Self help books

Margs · May 24, 2018, 8:20am

I would be interested in knowing what self help books have helped people with Parkinson’s. I have only been diagnosed a few months and still trying to get used to feeling weak and not being in control of my body. Many thanks.

Singing_Gardener · May 24, 2018, 9:57am

The only book I’ve read is the PD Warrior book, “The New Parkinson’s Treatment: Exercise is Medicine” by Melissa McConaghy, which I found very interesting and useful. Someone on the forum yesterday recommended a couple of books, I think, but I can’t find the thread. Maybe they’ll read this thread and respond.

Margs · May 26, 2018, 10:20am

Thanks.

Wildrover · May 28, 2018, 10:40am

Not really a self help book but Michael J Foxes book “Lucky Man” certainly helped me to come to terms with the diagnosis and put things into perspective.

Definitley an inspiring read

Margs · May 28, 2018, 7:31pm

Thank you

Shawsy10 · May 30, 2018, 3:55pm

Hi there,
Rather than self help books, I found that an exercise class aimed at people with PD was the best thing for improving core strength.
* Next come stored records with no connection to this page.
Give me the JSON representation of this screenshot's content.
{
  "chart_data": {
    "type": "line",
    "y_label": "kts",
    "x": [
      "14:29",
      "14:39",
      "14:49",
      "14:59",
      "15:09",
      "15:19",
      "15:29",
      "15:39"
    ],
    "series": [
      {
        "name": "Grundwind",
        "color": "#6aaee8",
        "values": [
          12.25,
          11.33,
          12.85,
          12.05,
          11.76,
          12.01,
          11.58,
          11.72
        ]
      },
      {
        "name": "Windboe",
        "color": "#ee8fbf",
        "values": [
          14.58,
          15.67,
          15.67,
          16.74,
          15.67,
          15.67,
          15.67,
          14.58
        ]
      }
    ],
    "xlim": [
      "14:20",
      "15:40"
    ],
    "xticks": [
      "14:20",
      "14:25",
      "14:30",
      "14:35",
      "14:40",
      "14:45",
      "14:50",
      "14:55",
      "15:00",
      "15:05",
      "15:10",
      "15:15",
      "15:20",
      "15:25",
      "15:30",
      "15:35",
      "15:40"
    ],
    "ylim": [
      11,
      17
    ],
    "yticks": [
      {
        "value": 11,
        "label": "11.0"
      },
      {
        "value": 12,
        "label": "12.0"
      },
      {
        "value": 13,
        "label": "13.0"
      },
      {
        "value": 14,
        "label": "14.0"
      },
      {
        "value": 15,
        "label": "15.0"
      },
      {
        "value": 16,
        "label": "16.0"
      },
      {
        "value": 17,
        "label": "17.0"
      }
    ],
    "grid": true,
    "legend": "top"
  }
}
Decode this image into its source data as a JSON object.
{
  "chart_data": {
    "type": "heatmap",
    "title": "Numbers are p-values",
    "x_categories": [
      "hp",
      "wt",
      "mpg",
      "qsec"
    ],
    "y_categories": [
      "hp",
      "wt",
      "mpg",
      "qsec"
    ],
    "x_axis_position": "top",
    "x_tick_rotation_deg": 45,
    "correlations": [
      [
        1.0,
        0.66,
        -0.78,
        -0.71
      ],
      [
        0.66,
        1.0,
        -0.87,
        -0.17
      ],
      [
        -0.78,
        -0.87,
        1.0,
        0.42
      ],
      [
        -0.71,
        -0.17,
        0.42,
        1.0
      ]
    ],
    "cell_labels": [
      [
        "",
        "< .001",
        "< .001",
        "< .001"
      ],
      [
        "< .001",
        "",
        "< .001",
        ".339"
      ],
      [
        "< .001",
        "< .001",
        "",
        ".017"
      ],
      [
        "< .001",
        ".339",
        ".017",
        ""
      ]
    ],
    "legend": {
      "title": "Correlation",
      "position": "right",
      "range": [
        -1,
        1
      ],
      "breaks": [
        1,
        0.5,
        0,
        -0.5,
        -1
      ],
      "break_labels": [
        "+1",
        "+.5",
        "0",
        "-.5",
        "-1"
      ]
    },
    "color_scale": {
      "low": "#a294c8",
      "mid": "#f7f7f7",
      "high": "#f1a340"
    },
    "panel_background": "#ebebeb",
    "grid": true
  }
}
It made me feel stronger and more in control. Good luck!

Margs · May 30, 2018, 4:33pm

Thank you Shawsy but I can’t seem to find a class in Brentwood.

Shawsy10 · May 30, 2018, 6:33pm

I was referred to one by the PD nurse. They don’t always get funding for the classes, though. There are also some helpful exercises on line too. Worth a try?

mary1947 · May 31, 2018, 12:03pm

hi if you cant find a class for PD try TAI CHI I have been going to a class for 6 years now, and I find it very helpfull

dee · June 4, 2018, 4:14pm

I am very sorry indeed to hear about this Margs. I care for my Mum who’s had PD since she retired (62) and she is now 90. I’ve been with her full time for the past 5 years and I’ll try to help you all I can to understand your PD if you’d like me to. I never find any suitable reading matter about this condition but I do find (YTube) several very interesting talks given by professional people (specialists, doctors or PD nurses) so that an understanding can be reached. I also find that Mum’s Parkinson’s nurse has much information and is a mind of knowledge. If you are assigned, or should I say when, perhaps she will be happy to assist you in any way?
I have also found that PD seems to control people in different ways. Mum never cared to delve too deep to find out what her own PD was doing to her as an individual, but since I started helping her she has come to realise that she can ‘‘control’’ it better, has a reasonably active time still, and I hope always will.

Margs · June 4, 2018, 5:06pm

Thank you Dee. Any advice would be helpful. I went to a PD Warrior exercise class today which was very good. I meet my Parkinson’s nurse next week, so I am now getting, hopefully, into the right frame of mind.

I have had a few times when I have felt very tearful and anxious, which is not like me at all butnthunkncould be parrot the illness?